Un tempo i tumori venivano classificati solo sulla base dell’organo colpito, dello stadio di avanzamento e delle caratteristiche istologiche. Oggi questa classificazione non è persa, ma è arricchita da dati che riguardano il genoma del paziente e le caratteristiche molecolari del tumore. La scelta di un medico capace di gestire (e soprattutto di comunicare) informazioni così complesse può fare la differenza per la vita del paziente. E il paziente stesso deve diventare un partner del medico, condividere il percorso di studio e analisi del suo caso e non di rado collaborare nel prendere decisioni in merito alle terapie disponibili sulla base dei dati forniti dallo specialista.

Le informazioni genetiche e la protezione della propria privacy diventeranno un elemento chiave negli anni futuri: anche il clinico avrà accesso sempre più spesso al genoma del paziente, conoscerà le mutazioni di cui è affetto e potrà anche avanzare delle ipotesi sui rischi che corrono i familiari consanguinei (figli, genitori o fratelli).

Il medico deve saper gestire questi aspetti e deve guidare il paziente nell’espressione delle sue volontà.

L’informazione che il medico dà al paziente diventa cruciale quando quest’ultimo viene invitato a far parte di studi sperimentali, poiché il paziente dovrà poter soppesare rischi e benefici. Infatti, i nuovi protocolli di cura possono richiedere un gran numero di esami preliminari, talvolta fastidiosi o persino dolorosi, che possono portare alla scoperta che la nuova terapia non è adatta. In quel caso il medico dovrà aiutare il paziente a elaborare l’eventuale delusione e stabilire un protocollo terapeutico che potrà comunque migliorare la durata e qualità di vita del malato.

La strada verso una medicina basata sulla genomica, e quindi altamente personalizzata, richiede un ripensamento del rapporto tra medici e pazienti che è solo all’inizio.

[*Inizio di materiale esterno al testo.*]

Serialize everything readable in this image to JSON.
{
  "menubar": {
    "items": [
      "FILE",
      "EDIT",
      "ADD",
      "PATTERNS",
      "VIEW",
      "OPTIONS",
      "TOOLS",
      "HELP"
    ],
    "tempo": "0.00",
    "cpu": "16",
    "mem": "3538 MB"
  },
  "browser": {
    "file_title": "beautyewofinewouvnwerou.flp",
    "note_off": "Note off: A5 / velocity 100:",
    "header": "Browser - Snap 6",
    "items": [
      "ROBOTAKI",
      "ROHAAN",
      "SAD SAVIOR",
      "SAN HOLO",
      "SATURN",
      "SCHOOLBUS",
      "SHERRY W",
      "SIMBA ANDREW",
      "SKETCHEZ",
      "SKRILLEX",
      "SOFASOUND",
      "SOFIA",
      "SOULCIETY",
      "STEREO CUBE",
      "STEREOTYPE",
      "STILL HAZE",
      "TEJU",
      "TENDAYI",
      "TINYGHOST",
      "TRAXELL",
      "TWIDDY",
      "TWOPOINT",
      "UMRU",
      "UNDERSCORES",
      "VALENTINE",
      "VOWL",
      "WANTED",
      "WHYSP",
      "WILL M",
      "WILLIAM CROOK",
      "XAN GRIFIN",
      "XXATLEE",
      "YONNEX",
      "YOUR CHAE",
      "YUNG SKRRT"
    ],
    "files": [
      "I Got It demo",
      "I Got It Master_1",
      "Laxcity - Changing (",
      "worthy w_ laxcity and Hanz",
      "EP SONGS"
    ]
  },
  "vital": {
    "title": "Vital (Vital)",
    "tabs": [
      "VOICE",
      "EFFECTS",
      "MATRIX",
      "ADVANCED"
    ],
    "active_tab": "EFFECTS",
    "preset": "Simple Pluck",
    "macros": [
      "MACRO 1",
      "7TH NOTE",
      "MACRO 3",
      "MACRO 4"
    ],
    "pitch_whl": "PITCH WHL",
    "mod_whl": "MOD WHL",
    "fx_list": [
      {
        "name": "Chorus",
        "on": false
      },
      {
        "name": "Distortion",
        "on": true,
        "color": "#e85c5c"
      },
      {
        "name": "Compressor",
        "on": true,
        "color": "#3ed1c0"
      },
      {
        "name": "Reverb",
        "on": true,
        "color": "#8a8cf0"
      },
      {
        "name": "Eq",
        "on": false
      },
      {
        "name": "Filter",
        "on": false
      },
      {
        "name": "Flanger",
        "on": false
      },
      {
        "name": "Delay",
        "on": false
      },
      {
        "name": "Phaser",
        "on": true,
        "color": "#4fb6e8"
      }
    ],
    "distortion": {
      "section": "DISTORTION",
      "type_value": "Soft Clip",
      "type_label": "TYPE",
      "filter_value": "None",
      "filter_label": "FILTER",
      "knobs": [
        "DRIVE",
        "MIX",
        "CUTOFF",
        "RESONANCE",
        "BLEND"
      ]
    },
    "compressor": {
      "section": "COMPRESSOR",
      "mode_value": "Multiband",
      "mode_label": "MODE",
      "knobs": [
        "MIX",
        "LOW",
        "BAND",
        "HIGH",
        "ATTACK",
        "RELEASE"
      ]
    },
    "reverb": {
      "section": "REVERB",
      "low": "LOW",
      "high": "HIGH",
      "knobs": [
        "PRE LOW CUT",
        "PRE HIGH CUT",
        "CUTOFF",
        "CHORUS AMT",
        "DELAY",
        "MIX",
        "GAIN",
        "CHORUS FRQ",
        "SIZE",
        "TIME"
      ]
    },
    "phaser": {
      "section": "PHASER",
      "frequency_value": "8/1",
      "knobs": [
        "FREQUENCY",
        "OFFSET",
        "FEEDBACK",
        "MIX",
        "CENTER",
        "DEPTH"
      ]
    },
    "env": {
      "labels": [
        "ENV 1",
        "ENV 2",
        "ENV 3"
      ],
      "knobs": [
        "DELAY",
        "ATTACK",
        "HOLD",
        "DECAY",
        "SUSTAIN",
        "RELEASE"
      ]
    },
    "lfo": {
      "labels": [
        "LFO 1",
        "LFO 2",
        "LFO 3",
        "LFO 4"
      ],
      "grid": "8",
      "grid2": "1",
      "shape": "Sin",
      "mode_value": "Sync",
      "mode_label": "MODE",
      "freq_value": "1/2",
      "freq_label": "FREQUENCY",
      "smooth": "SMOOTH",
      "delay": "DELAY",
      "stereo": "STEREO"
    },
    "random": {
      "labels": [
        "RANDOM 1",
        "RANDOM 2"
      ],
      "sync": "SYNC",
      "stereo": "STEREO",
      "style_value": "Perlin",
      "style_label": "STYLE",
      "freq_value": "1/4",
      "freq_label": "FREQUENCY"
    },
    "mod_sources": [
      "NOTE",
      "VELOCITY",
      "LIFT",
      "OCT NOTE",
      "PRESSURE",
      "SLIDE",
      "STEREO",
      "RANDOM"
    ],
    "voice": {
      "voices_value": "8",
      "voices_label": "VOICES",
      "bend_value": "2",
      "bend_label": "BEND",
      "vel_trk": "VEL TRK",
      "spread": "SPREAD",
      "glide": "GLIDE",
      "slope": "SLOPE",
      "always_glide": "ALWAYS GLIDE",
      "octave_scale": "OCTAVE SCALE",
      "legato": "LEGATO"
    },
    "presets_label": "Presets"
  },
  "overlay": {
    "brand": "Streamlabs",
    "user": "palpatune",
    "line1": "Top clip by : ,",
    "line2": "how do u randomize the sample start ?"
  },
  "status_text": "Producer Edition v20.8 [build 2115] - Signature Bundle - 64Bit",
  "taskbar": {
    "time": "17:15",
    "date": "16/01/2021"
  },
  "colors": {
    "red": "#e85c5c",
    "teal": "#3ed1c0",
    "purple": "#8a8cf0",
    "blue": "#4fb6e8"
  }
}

Ma richiede anche l’intervento di ricercatori che conoscano i bisogni del clinico o che addirittura li condividano in prima persona, perché suddividono il loro tempo tra il laboratorio e la corsia. È da queste esperienze che arriveranno strumenti come marcatori facilmente identificabili nel sangue o nei liquidi biologici per seguire l’efficacia della cura senza essere troppo invasivi.